Uno dei legali del pool, l’avvocato Davide Fortunato ha detto alla Bussola che la decisione del Tar «è l'ennesima prova, insieme a varie pronunce di queste settimane, che le norme su cui il Governo ha puntato per affrontare l'emergenza presentano, tanti, troppi, problemi e limiti».

In particolare, secondo il legale milanese sono stati messi in discussione diritti essenziali e costituzionalmente tutelati: «Se pensiamo allo stato attuale dell'emergenza sanitaria – prosegue - e, ad esempio, a quanto accade in altri paesi europei, le misure adottate in Italia sono sproporzionate.

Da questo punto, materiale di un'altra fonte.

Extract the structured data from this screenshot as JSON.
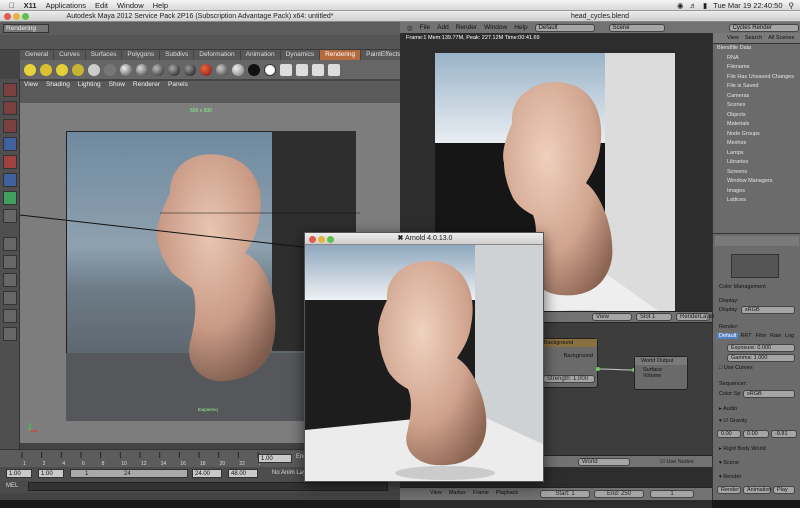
{
  "menubar": {
    "items": [
      "X11",
      "Applications",
      "Edit",
      "Window",
      "Help"
    ],
    "clock": "Tue Mar 19  22:40:50"
  },
  "maya": {
    "title": "Autodesk Maya 2012 Service Pack 2P16 (Subscription Advantage Pack) x64: untitled*",
    "mode": "Rendering",
    "shelf_tabs": [
      "General",
      "Curves",
      "Surfaces",
      "Polygons",
      "Subdivs",
      "Deformation",
      "Animation",
      "Dynamics",
      "Rendering",
      "PaintEffects"
    ],
    "active_shelf_tab": "Rendering",
    "viewport_menu": [
      "View",
      "Shading",
      "Lighting",
      "Show",
      "Renderer",
      "Panels"
    ],
    "resolution_label": "500 x 500",
    "camera_label": "Ewpasmq",
    "timeline": {
      "ticks": [
        "1",
        "2",
        "4",
        "6",
        "8",
        "10",
        "12",
        "14",
        "16",
        "18",
        "20",
        "22",
        "24"
      ],
      "current_frame": "1.00",
      "end_field": "End"
    },
    "range": {
      "start": "1.00",
      "start2": "1.00",
      "marker": "1",
      "end_marker": "24",
      "end": "24.00",
      "max": "48.00",
      "anim_layer": "No Anim Layer"
    },
    "command_label": "MEL"
  },
  "arnold": {
    "title": "Arnold 4.0.13.0"
  },
  "blender": {
    "title": "head_cycles.blend",
    "header": {
      "menus": [
        "File",
        "Add",
        "Render",
        "Window",
        "Help"
      ],
      "layout": "Default",
      "scene": "Scene",
      "engine": "Cycles Render"
    },
    "stats": "Frame:1 Mem:139.77M, Peak: 227.12M Time:00:41.69",
    "outliner": {
      "menus": [
        "View",
        "Search",
        "All Scenes"
      ],
      "items": [
        "Blendfile Data",
        "RNA",
        "Filename",
        "File Has Unsaved Changes",
        "File is Saved",
        "Cameras",
        "Scenes",
        "Objects",
        "Materials",
        "Node Groups",
        "Meshes",
        "Lamps",
        "Libraries",
        "Screens",
        "Window Managers",
        "Images",
        "Lattices"
      ]
    },
    "properties": {
      "color_management": "Color Management",
      "display_label": "Display:",
      "display_select": "Display",
      "display_value": "sRGB",
      "render_label": "Render:",
      "tabs": [
        "Default",
        "RRT",
        "Film",
        "Raw",
        "Log"
      ],
      "exposure_label": "Exposure",
      "exposure_value": "0.000",
      "gamma_label": "Gamma",
      "gamma_value": "1.000",
      "use_curves": "Use Curves",
      "sequencer": "Sequencer:",
      "color_space_label": "Color Sp",
      "color_space_value": "sRGB",
      "audio": "Audio",
      "gravity": "Gravity",
      "gravity_x": "0.00",
      "gravity_y": "0.00",
      "gravity_z": "-9.81",
      "rigid_body_world": "Rigid Body World",
      "scene_section": "Scene",
      "render_section": "Render",
      "render_button": "Render",
      "animation_button": "Animation",
      "play_button": "Play"
    },
    "node_editor": {
      "menus": [
        "View",
        "Select",
        "Add",
        "Node"
      ],
      "view": "View",
      "slot": "Slot 1",
      "render_layer": "RenderLayer",
      "background_node": "Background",
      "background_output": "Background",
      "strength_label": "Strength",
      "strength_value": "1.000",
      "world_output_node": "World Output",
      "surface_socket": "Surface",
      "volume_socket": "Volume",
      "world_field": "World",
      "use_nodes": "Use Nodes"
    },
    "timeline": {
      "menus": [
        "View",
        "Marker",
        "Frame",
        "Playback"
      ],
      "start": "Start: 1",
      "end": "End: 250",
      "current": "1"
    }
  }
}
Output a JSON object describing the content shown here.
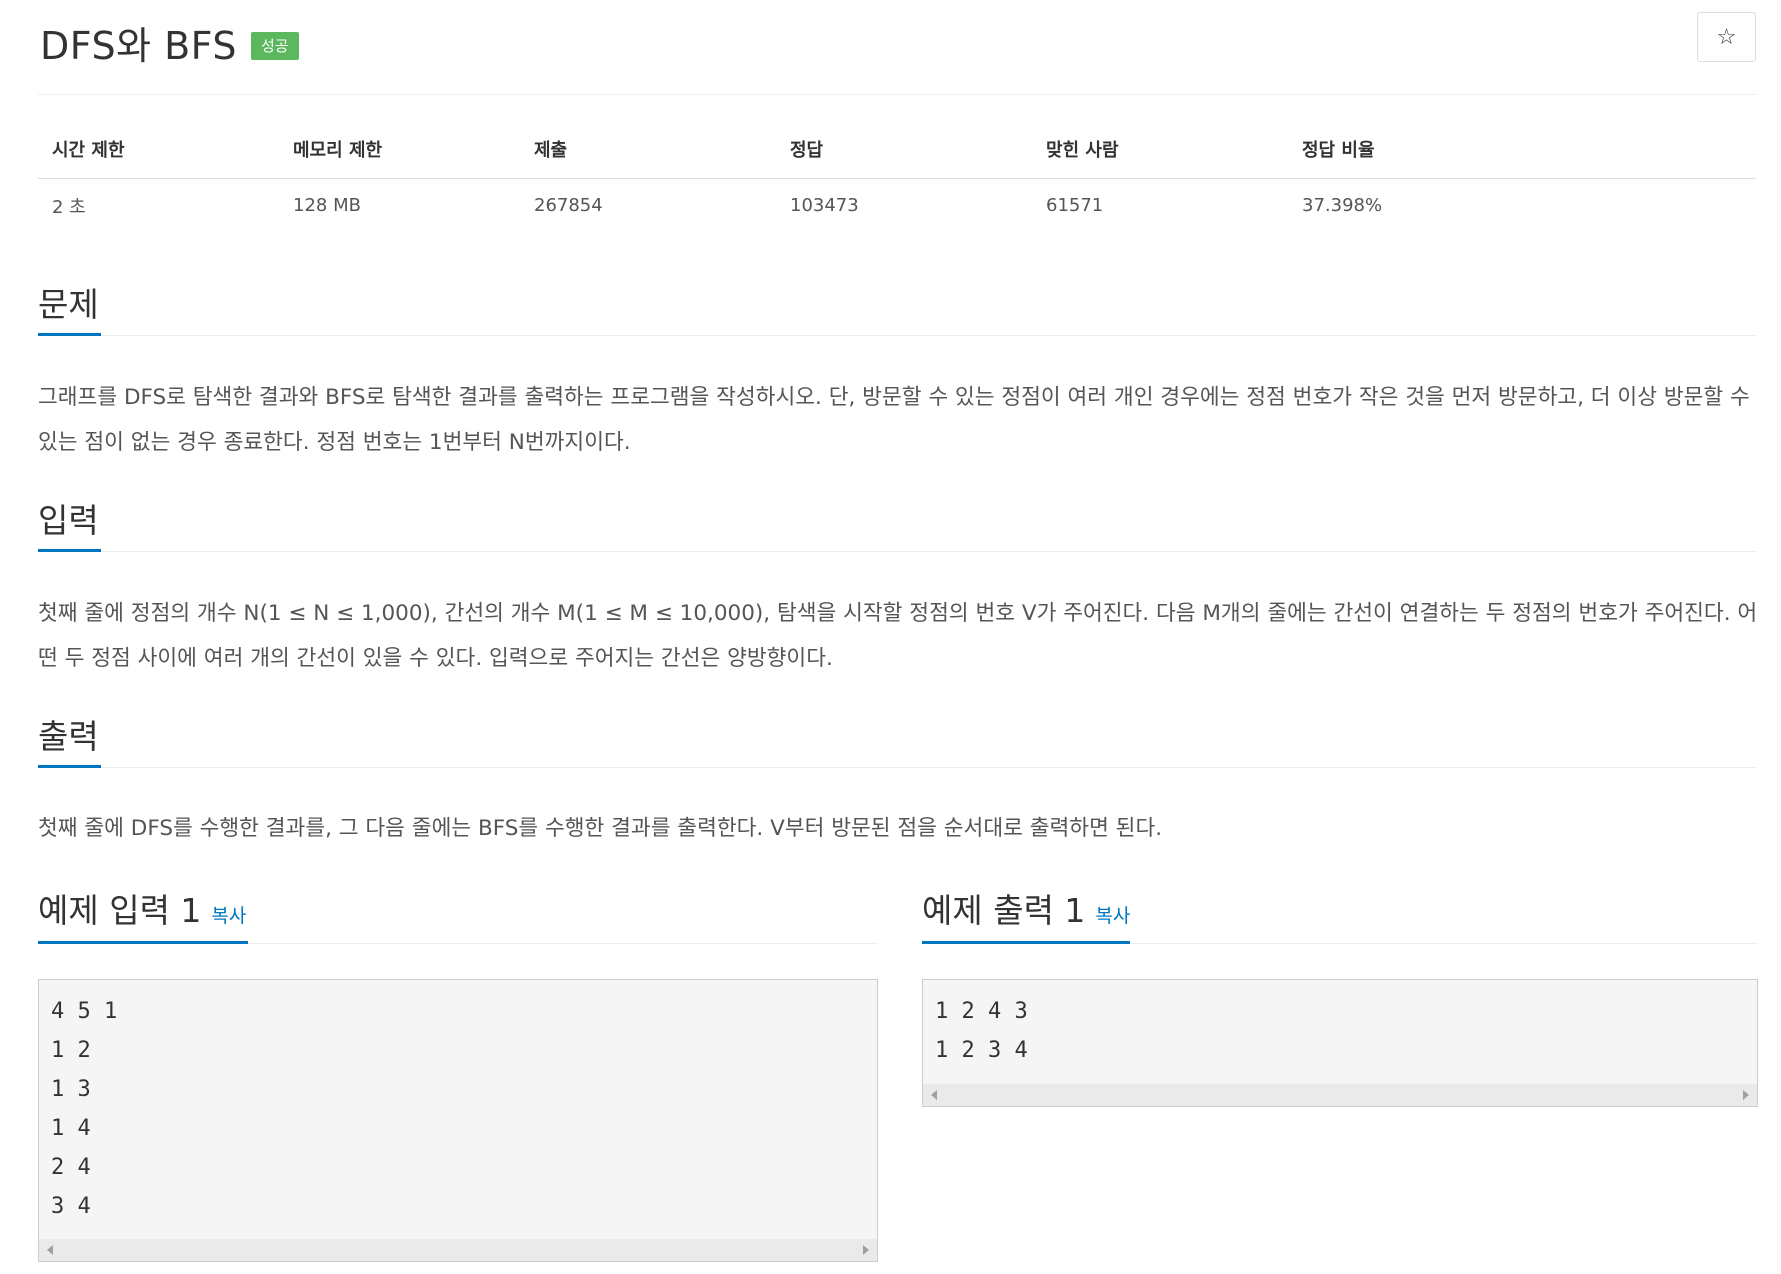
{
  "problem": {
    "title": "DFS와 BFS",
    "status_badge": "성공",
    "star_icon": "☆"
  },
  "info_table": {
    "headers": [
      "시간 제한",
      "메모리 제한",
      "제출",
      "정답",
      "맞힌 사람",
      "정답 비율"
    ],
    "values": [
      "2 초",
      "128 MB",
      "267854",
      "103473",
      "61571",
      "37.398%"
    ]
  },
  "sections": {
    "problem": {
      "heading": "문제",
      "text": "그래프를 DFS로 탐색한 결과와 BFS로 탐색한 결과를 출력하는 프로그램을 작성하시오. 단, 방문할 수 있는 정점이 여러 개인 경우에는 정점 번호가 작은 것을 먼저 방문하고, 더 이상 방문할 수 있는 점이 없는 경우 종료한다. 정점 번호는 1번부터 N번까지이다."
    },
    "input": {
      "heading": "입력",
      "text": "첫째 줄에 정점의 개수 N(1 ≤ N ≤ 1,000), 간선의 개수 M(1 ≤ M ≤ 10,000), 탐색을 시작할 정점의 번호 V가 주어진다. 다음 M개의 줄에는 간선이 연결하는 두 정점의 번호가 주어진다. 어떤 두 정점 사이에 여러 개의 간선이 있을 수 있다. 입력으로 주어지는 간선은 양방향이다."
    },
    "output": {
      "heading": "출력",
      "text": "첫째 줄에 DFS를 수행한 결과를, 그 다음 줄에는 BFS를 수행한 결과를 출력한다. V부터 방문된 점을 순서대로 출력하면 된다."
    }
  },
  "examples": {
    "input": {
      "heading": "예제 입력 1",
      "copy_label": "복사",
      "content": "4 5 1\n1 2\n1 3\n1 4\n2 4\n3 4"
    },
    "output": {
      "heading": "예제 출력 1",
      "copy_label": "복사",
      "content": "1 2 4 3\n1 2 3 4"
    }
  },
  "colors": {
    "accent": "#0076c0",
    "success": "#5cb85c",
    "text": "#555555",
    "heading": "#333333",
    "code_bg": "#f5f5f5"
  }
}
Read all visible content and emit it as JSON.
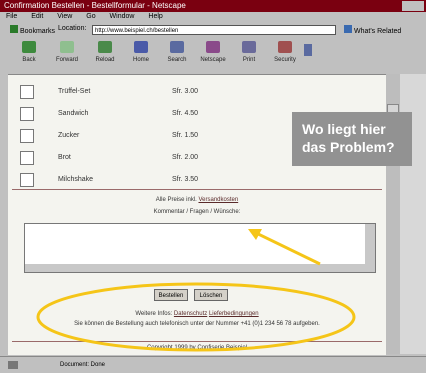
{
  "window": {
    "title": "Confirmation Bestellen - Bestellformular - Netscape",
    "menu": [
      "File",
      "Edit",
      "View",
      "Go",
      "Window",
      "Help"
    ]
  },
  "location_bar": {
    "bookmarks_label": "Bookmarks",
    "location_label": "Location:",
    "url": "http://www.beispiel.ch/bestellen",
    "whats_related": "What's Related"
  },
  "toolbar": {
    "buttons": [
      "Back",
      "Forward",
      "Reload",
      "Home",
      "Search",
      "Netscape",
      "Print",
      "Security"
    ]
  },
  "order_rows": [
    {
      "name": "Trüffel-Set",
      "price": "Sfr. 3.00"
    },
    {
      "name": "Sandwich",
      "price": "Sfr. 4.50"
    },
    {
      "name": "Zucker",
      "price": "Sfr. 1.50"
    },
    {
      "name": "Brot",
      "price": "Sfr. 2.00"
    },
    {
      "name": "Milchshake",
      "price": "Sfr. 3.50"
    }
  ],
  "form": {
    "total_text": "Alle Preise inkl.",
    "total_link": "Versandkosten",
    "comments_label": "Kommentar / Fragen / Wünsche:",
    "submit_button": "Bestellen",
    "reset_button": "Löschen",
    "info_prefix": "Weitere Infos:",
    "info_link_1": "Datenschutz",
    "info_link_2": "Lieferbedingungen",
    "phone_text": "Sie können die Bestellung auch telefonisch unter der Nummer +41 (0)1 234 56 78 aufgeben.",
    "copyright": "Copyright 1999 by Confiserie Beispiel"
  },
  "callout": {
    "line1": "Wo liegt hier",
    "line2": "das Problem?"
  },
  "status": {
    "text": "Document: Done"
  },
  "colors": {
    "title_bar": "#7a0010",
    "callout_bg": "#929292",
    "highlight": "#f5c518"
  }
}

Inoltre, sono stati introdotti dei gravi precedenti, andando a ledere, ad esempio, il diritto al lavoro su cui dovrebbe fondarsi la Repubblica».

La palla passa al giudizio di merito del Tar, ma questa sospensiva è comunque importante perché afferma il diritto alla sussistenza attraverso il lavoro che non può essere tolto con provvedimenti così discutibili come lo sono stati l’obbligo vaccinale e l’introduzione del Green pass.

È evidente che, nel silenzio mediatico di questi giorni, stiano arrivando al pettine i nodi principali sollevati con la politica vaccinale coercitiva dello Stato e la battaglia, da epidemiologica, si sposta ora nelle aule giudiziarie. I giudici, in sostanza, stanno incominciando a riprendere in mano la giustizia, come dimostra ad esempio il caso raccontato ieri del Tribunale di Pistoia che ha dato ragione al genitore che non voleva vaccinare i figli minorenni.

«Quanto accaduto nel corso dello stato di emergenza ha minato diverse libertà, non solo quella di coscienza, e compromesso il diritto alla salute ed il diritto al lavoro, con evidente lesione di diritti essenziali che non possono essere oggetto di concessione a tempo», è la conclusione del pool di Avvocati per l’emergenza nel loro comunicato stampa (QUI).

Ora che la macchina giudiziaria sta iniziando a emettere le sue sentenze, per il Governo e per le politiche pandemiste del ministro Speranza, sarà sempre più difficile difendere e giustificare ciò che un anno fa era già indifendibile e ingiustificabile.